I must say I actually made a big mistake with that. I have a white Champions League referee shirt. Don’t wear it often, but found a weekend where it would be perfect. The home team has a yellow-black shirt and the visitors normally play in a red shirt and white short. I forgot to ask about the colours and when I walked to the pitch and only then I realised the problem. The away team played in away kits (white shirt and red short) – which is uncommon for youth teams in The Netherlands. The man who had the key of my dressing room left the building to smoke and I couldn’t get in my room to get another shirt. I never forget to ask it before matches since that moment.

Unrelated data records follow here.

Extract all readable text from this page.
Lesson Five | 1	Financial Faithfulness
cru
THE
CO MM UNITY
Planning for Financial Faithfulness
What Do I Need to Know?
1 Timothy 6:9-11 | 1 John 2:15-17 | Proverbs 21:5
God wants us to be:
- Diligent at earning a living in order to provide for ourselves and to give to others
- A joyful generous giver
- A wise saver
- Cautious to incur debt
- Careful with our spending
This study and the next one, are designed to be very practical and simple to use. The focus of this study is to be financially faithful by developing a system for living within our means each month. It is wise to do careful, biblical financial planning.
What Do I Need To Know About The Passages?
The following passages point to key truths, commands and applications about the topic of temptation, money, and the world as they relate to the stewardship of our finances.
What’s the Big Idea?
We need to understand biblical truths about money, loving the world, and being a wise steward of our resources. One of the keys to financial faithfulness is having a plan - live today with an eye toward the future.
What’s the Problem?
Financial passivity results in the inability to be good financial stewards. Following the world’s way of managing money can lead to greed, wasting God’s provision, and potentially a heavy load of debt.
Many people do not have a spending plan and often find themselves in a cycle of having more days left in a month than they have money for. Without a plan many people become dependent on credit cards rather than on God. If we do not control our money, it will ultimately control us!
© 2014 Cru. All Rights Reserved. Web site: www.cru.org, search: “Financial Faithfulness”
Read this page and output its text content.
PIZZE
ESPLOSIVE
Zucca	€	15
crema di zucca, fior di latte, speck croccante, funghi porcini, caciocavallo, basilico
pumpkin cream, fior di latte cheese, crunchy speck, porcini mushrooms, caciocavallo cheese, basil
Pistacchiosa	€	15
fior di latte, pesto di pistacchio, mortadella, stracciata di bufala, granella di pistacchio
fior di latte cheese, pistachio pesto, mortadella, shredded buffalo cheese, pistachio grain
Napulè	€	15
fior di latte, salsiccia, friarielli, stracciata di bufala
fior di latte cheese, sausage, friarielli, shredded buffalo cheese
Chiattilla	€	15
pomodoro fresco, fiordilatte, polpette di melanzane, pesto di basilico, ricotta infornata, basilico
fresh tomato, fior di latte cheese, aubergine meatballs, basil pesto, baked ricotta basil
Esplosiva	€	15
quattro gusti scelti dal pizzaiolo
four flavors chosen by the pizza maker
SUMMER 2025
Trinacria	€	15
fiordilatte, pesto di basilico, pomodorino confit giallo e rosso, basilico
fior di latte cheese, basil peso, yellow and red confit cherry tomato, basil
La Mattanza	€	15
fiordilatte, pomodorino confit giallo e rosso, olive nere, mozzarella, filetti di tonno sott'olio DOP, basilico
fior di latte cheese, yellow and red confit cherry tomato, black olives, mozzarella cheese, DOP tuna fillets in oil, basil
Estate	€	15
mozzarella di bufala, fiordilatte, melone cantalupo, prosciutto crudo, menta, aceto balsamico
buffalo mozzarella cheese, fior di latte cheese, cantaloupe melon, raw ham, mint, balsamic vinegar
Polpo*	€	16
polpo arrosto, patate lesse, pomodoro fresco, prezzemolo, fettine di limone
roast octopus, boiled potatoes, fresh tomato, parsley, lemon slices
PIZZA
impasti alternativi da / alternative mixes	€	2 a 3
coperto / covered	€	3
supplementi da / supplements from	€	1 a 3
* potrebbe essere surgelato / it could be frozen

And what if one team has only one striped kit in yellow and blue and the other team has a home kit in yellow and away kit in blue? Use the shirts in plain colours so one team plays in a shirt from the other club. Makes it a lot easier for you as referee. That’s what Barnsley did in their game against Chrystal Palace.

3 thoughts on “Tips to determine shirt colours of football teams

  1. What I do is, roughly, following UEFA guidelines even on regional leagues: appart of using the wheel, I try to avoid in my possibilities both teams wearing stripped shirts or sharing the shorts’s colour. I never allow a coincidence in socks (ie. their colours are confusing or they are both stripped and sharing a colour) neither a stripped shirt which primary colour is the colour of the opponent team’s shirt.

    I always get to matches with enough time for the teams to reach a solution if they don’t have the second kit available, so I never have this kind of trouble. Finally, this makes matches easier.

    • Good point! But I think international referees will be there hours before the game. They should definately have the time to pick the right shirts, but I see things going wrong many times.

      The idea of not using striped shirts where the primary colour is the one of the opponent’s shirt is a good addition to the list.